21 En zij zal een Zoon baren, en gij zult Zijn naam heten JEZUS; want Hij zal Zijn volk zalig maken van hun zonden.
She will give birth to a Son, and you are to give Him the name Jesus, because He will save His people from their sins.”
22 En dit alles is geschied, opdat vervuld zou worden, hetgeen van den Heere gesproken is, door den profeet, zeggende:
All this took place to fulfill what the Lord had said through the prophet:
23 Ziet, de maagd zal zwanger worden, en een Zoon baren, en gij zult Zijn naam heten Emmanuel; hetwelk is, overgezet zijnde, God met ons.
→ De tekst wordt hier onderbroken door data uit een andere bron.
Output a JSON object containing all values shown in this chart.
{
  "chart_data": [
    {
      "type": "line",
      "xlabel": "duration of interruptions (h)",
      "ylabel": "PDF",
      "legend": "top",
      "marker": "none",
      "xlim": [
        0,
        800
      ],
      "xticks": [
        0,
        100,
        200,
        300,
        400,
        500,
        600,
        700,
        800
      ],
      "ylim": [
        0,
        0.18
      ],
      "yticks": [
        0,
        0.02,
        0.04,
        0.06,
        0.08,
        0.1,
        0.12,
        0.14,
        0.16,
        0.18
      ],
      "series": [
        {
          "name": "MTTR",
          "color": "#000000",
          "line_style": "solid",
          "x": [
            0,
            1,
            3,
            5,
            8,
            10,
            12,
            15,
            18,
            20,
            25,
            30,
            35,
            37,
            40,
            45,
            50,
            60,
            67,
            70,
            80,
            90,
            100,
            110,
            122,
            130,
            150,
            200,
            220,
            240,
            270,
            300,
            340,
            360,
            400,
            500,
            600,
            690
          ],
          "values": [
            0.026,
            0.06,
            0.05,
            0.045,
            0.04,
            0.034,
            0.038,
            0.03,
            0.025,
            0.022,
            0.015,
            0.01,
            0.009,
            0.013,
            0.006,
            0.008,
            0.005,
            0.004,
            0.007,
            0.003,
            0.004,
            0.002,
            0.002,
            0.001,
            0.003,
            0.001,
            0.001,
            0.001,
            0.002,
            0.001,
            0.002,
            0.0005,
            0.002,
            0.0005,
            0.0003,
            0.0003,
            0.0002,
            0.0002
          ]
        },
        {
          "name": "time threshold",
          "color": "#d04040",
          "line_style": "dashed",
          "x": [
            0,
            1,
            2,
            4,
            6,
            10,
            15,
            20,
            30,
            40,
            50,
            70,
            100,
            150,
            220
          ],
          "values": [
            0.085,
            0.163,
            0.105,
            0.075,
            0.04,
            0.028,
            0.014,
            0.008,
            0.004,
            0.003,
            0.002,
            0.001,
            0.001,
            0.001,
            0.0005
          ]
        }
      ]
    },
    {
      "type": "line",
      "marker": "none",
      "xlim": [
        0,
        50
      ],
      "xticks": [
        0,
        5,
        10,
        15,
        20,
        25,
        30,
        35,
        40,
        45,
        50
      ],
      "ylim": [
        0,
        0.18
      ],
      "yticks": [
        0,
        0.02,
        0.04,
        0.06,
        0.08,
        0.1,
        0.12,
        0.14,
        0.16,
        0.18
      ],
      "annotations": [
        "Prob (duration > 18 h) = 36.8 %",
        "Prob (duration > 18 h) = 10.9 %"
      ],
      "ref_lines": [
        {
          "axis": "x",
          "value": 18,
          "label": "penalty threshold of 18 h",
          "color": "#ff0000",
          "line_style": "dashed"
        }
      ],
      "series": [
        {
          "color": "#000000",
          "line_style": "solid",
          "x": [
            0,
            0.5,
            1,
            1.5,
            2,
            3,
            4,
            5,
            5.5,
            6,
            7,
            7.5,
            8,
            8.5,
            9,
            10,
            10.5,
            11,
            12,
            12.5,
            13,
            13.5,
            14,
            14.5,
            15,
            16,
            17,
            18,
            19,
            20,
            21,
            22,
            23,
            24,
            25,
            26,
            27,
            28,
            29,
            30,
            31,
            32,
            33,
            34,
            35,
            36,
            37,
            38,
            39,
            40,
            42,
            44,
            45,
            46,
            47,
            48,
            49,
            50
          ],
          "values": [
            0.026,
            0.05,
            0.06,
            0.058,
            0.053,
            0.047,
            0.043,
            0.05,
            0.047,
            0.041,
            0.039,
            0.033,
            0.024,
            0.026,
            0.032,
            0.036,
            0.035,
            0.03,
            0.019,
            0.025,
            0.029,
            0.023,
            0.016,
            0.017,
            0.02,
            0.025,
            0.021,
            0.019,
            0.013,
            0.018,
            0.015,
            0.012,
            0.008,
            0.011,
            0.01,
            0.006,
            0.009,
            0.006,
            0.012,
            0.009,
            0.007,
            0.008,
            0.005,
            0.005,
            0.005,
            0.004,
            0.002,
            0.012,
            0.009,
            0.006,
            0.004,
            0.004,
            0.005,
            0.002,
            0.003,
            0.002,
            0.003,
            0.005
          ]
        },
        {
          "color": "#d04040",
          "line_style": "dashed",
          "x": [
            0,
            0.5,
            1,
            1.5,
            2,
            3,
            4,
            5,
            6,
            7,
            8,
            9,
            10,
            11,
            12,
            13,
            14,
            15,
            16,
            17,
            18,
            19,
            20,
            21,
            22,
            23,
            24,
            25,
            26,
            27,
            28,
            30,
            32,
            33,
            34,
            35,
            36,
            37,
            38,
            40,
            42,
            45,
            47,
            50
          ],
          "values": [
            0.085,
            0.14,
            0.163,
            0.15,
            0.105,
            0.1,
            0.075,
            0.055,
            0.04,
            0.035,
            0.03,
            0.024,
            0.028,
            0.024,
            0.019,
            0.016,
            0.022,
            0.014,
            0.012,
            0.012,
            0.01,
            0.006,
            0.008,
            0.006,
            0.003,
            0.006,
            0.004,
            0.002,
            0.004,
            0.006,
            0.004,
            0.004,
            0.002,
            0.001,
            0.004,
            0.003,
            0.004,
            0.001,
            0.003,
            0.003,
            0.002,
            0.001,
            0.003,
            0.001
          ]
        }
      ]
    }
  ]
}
“Behold, the virgin will be with child and will give birth to a son, and they will call Him Immanuel” (which means, “God with us”).
24 Jozef dan, opgewekt zijnde van den slaap, deed, gelijk de engel des Heeren hem bevolen had, en heeft zijn vrouw tot zich genomen;
When Joseph woke up, he did as the angel of the Lord had commanded him, and embraced Mary as his wife.
25 En bekende haar niet, totdat zij dezen haar eerstgeboren Zoon gebaard had; en heette Zijn naam JEZUS.
But he had no union with her until she gave birth to a Son. And he gave Him the name Jesus.